Scuolabus, primi indagati nell'inchiesta sull'appalto comunale

TERAMO – Entra nel vivo l’inchiesta sul servizio di trasporto pubblico scolastico gestito fino ad oggi dalla Fratarcangeli per conto del comune di Teramo. La procura avrebbe iscritto tre persone nel registro degli indagati nell’indagine affidata in tre tronconi alle rispettive tre forze di polizia, finanza, polstrada e carabinieri. L’iniziativa giudiziaria – scattata qualche mese fa mentre imperversavano episodi che mettevano al centro dell’attenzione dell’opinione pubblica il rischio sicurezza dei bambini trasportati con mezzi vecchi e in alcuni casi obsoleti – è andata avanti con acquisizioni, verifiche, audizioni di testimoni e avrebbe per il momento portato a una prima indicazione di massima sul filone principale, quello del rispetto del contratto di appalto.

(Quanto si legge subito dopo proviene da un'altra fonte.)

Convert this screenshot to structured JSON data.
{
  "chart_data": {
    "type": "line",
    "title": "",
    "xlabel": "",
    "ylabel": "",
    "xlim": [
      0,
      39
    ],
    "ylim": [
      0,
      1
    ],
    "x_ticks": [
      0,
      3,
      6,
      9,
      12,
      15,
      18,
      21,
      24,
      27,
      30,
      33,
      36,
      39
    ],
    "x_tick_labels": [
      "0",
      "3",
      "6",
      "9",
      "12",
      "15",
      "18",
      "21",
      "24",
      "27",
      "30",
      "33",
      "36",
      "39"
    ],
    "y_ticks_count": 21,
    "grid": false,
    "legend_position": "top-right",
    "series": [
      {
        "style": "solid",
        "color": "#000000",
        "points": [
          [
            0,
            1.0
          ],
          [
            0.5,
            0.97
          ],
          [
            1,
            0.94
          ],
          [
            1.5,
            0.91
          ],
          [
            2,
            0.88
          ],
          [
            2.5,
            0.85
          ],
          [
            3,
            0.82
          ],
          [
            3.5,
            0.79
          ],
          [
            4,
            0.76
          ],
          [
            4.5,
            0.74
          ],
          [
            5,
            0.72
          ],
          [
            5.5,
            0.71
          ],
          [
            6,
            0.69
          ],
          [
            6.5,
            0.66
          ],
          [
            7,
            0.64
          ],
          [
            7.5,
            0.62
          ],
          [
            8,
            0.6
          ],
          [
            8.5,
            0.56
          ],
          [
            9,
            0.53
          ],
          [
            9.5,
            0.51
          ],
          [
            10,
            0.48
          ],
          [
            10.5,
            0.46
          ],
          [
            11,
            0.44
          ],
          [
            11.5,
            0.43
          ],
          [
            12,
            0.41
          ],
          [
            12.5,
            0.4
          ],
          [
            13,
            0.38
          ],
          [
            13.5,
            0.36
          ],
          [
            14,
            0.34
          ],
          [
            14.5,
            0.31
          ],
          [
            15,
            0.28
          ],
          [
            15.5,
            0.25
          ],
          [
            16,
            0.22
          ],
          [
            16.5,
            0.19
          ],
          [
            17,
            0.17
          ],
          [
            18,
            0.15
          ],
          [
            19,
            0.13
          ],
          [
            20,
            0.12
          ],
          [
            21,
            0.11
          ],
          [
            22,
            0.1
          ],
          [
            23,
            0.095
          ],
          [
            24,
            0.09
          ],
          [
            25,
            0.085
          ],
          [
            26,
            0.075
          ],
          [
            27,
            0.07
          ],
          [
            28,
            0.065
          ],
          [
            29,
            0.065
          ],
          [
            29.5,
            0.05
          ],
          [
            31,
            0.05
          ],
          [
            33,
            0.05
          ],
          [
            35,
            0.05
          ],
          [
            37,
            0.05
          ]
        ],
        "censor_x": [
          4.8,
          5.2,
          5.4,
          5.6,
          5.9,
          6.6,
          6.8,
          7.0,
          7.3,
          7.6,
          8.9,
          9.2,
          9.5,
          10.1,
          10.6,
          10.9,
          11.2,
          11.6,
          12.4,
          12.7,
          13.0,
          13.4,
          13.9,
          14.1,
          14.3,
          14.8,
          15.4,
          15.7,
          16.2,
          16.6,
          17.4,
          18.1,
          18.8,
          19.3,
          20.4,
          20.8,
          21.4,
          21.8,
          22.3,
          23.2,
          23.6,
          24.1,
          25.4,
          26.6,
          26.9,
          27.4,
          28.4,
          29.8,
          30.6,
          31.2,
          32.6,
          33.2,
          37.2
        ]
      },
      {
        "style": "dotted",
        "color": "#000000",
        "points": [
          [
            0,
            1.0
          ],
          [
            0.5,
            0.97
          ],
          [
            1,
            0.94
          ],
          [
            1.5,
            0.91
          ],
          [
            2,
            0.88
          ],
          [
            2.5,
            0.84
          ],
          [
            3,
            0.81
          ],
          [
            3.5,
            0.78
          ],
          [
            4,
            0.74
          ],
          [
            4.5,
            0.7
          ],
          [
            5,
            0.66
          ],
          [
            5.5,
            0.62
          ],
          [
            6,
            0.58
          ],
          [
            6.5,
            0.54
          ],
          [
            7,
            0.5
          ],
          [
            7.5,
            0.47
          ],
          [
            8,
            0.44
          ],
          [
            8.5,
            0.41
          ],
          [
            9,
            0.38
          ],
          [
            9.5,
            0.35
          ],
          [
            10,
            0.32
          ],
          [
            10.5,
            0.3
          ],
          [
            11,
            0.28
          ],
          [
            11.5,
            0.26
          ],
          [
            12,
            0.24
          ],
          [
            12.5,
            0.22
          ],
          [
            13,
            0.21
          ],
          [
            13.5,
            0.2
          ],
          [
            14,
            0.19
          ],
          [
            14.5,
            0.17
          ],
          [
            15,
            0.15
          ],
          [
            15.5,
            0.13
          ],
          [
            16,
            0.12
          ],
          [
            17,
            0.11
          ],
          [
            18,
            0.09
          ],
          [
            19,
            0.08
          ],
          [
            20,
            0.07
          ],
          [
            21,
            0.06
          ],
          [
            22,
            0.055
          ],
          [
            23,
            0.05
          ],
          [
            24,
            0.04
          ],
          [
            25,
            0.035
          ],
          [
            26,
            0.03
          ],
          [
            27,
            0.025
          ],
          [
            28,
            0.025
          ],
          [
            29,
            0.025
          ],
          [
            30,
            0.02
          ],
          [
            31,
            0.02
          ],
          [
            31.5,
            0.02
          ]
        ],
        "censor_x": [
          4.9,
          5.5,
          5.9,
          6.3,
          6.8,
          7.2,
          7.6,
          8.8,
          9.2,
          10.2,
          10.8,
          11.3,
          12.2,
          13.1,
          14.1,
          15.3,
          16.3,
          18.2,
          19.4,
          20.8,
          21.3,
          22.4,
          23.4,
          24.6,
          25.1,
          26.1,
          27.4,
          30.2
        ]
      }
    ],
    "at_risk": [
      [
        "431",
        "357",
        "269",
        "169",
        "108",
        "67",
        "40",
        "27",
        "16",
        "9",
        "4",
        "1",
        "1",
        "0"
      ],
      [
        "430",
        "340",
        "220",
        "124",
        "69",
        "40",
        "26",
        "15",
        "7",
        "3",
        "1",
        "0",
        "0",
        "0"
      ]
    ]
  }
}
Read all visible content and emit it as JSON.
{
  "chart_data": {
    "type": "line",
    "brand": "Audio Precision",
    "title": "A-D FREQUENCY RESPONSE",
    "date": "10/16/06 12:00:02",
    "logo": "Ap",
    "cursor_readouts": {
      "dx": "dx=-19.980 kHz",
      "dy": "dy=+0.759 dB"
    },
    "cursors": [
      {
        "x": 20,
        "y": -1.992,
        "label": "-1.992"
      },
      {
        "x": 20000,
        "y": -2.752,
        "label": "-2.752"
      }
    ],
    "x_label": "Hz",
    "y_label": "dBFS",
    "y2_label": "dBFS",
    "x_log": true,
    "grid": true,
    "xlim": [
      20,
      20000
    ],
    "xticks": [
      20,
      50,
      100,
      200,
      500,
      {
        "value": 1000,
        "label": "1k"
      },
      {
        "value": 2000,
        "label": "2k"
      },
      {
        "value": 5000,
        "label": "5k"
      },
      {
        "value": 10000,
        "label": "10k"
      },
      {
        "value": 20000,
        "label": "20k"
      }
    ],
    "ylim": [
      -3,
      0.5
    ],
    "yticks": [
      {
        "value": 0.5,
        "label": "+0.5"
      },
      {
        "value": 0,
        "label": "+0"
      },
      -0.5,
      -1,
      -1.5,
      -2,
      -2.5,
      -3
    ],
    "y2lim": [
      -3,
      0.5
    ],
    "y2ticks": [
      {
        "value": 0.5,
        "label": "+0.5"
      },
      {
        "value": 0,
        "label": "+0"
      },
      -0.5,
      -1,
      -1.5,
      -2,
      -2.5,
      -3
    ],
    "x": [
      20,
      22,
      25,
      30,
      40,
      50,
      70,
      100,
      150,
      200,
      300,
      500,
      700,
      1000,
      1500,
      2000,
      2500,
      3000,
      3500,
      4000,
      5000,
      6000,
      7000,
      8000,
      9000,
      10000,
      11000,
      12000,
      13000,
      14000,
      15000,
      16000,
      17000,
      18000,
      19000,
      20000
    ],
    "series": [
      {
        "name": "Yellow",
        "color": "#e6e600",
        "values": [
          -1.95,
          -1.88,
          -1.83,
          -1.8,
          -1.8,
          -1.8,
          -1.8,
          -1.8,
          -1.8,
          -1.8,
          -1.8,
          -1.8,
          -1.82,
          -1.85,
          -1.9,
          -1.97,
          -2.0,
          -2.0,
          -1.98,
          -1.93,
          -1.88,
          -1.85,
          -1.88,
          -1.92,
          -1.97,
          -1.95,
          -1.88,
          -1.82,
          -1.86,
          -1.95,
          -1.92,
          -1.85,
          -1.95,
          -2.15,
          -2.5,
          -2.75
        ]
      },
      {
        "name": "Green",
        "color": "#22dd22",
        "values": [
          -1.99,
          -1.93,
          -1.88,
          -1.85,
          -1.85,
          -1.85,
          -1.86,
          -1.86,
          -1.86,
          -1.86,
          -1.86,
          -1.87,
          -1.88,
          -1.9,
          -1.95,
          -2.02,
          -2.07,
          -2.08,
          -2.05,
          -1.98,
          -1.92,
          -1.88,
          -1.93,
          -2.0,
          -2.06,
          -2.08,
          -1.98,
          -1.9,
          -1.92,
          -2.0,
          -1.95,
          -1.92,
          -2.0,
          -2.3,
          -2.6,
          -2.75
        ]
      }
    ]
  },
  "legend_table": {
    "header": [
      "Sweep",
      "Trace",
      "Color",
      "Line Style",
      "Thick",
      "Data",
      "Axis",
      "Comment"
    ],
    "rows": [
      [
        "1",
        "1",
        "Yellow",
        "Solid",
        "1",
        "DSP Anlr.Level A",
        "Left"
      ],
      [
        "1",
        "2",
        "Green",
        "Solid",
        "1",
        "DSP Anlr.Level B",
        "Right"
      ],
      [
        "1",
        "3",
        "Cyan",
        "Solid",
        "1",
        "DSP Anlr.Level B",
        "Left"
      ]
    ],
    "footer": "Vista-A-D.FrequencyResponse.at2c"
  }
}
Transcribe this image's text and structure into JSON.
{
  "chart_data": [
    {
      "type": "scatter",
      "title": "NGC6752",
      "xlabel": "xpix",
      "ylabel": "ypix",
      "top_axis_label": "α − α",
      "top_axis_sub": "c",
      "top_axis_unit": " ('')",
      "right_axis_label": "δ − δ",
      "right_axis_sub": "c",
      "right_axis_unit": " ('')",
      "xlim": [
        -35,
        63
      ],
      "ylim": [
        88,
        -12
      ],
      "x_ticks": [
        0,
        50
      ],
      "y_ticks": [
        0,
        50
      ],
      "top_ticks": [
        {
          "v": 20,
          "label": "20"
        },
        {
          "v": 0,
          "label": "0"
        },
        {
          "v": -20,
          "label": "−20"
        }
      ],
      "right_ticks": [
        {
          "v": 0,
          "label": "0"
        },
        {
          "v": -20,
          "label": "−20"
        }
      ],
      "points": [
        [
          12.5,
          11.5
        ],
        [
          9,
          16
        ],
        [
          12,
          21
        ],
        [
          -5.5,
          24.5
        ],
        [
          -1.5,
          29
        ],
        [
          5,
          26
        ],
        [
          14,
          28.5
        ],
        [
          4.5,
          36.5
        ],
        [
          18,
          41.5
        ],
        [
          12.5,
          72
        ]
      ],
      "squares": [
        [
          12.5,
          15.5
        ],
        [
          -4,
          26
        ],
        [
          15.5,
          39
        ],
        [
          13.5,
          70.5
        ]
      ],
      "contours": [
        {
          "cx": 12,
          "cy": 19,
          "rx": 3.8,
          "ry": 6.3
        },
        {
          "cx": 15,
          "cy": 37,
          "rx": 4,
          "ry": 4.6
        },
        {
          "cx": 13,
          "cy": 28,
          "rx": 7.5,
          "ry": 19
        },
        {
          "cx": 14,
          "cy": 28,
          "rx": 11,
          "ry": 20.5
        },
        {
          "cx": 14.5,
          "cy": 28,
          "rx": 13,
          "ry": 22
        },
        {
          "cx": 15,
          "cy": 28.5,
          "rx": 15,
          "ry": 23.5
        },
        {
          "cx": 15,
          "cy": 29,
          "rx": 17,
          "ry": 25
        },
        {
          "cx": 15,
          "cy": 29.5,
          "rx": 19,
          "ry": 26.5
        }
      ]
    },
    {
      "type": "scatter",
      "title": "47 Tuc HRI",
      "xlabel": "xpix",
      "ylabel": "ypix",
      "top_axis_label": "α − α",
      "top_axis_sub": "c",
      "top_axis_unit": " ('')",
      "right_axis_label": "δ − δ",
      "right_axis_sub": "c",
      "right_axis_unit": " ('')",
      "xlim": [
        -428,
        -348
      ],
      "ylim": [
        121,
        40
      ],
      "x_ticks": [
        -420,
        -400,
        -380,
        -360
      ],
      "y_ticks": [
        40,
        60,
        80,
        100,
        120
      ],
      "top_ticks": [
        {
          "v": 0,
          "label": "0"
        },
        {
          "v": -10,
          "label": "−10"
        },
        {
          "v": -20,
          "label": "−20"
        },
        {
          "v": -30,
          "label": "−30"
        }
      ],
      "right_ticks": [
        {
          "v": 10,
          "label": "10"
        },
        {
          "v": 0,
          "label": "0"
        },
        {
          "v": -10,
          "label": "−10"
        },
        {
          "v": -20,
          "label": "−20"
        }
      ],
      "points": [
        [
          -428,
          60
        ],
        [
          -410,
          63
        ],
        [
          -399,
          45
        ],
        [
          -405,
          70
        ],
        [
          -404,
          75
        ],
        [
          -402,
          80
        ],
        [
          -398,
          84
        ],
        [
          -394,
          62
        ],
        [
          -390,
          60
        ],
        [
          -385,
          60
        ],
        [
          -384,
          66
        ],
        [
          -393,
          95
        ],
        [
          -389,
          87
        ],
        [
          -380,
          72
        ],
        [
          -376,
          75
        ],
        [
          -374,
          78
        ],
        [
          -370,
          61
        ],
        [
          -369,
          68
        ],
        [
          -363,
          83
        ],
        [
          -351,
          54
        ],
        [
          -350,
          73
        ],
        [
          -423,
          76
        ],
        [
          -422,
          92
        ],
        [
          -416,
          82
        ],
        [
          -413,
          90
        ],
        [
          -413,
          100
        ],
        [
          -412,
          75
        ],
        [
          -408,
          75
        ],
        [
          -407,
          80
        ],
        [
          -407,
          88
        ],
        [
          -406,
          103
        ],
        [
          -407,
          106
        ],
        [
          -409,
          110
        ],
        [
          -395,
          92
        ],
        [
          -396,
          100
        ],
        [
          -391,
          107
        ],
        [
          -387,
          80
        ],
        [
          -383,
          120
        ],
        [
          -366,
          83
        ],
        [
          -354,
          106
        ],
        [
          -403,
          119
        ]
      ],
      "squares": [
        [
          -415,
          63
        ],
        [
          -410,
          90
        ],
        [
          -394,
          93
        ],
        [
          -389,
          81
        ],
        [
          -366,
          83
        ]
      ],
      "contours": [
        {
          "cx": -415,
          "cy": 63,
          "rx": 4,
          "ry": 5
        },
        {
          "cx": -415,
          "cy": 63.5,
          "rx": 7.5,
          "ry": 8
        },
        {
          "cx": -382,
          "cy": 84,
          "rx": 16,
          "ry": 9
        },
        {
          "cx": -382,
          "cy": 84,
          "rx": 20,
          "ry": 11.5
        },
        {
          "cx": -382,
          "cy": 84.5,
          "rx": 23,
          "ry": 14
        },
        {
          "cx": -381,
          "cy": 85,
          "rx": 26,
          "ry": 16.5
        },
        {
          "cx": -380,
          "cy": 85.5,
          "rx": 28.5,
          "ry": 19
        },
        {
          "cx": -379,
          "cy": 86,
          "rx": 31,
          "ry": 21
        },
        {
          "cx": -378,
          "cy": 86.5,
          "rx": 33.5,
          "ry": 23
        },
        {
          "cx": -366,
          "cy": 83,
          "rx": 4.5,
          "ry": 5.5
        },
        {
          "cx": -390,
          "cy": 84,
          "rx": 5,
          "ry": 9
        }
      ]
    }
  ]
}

Il pubblico ministero Davide Rosati avrebbe infatti ipotizzato il reato di frode nel pubblico appalto, vale a dire la non corrispondenza tra il servizio erogato e quello per il quale la ditta frusinate si era impegnato attraverso l’adesione al capitolato di appalto. I tre indagati sarebbero tutti a vario titolo amministratori o dirigenti della ditta e in questo caso il comune di Teramo sarebbe sulla opposta sponda della parte lesa nell’eventualità di un procedimento ulteriore. Siamo però ai primi passi dell’indagine e sul tavolo del magistrato sono attese prime relazioni anche sugli altri aspetti della vicenda, nota alle cronache: revisioni dei mezzi, controlli di sicurezza, corrispondenza e rispetto delle norme del codice della strada, aspetto questo la cui verifica è affidata in particolare alla Polstrada di Teramo.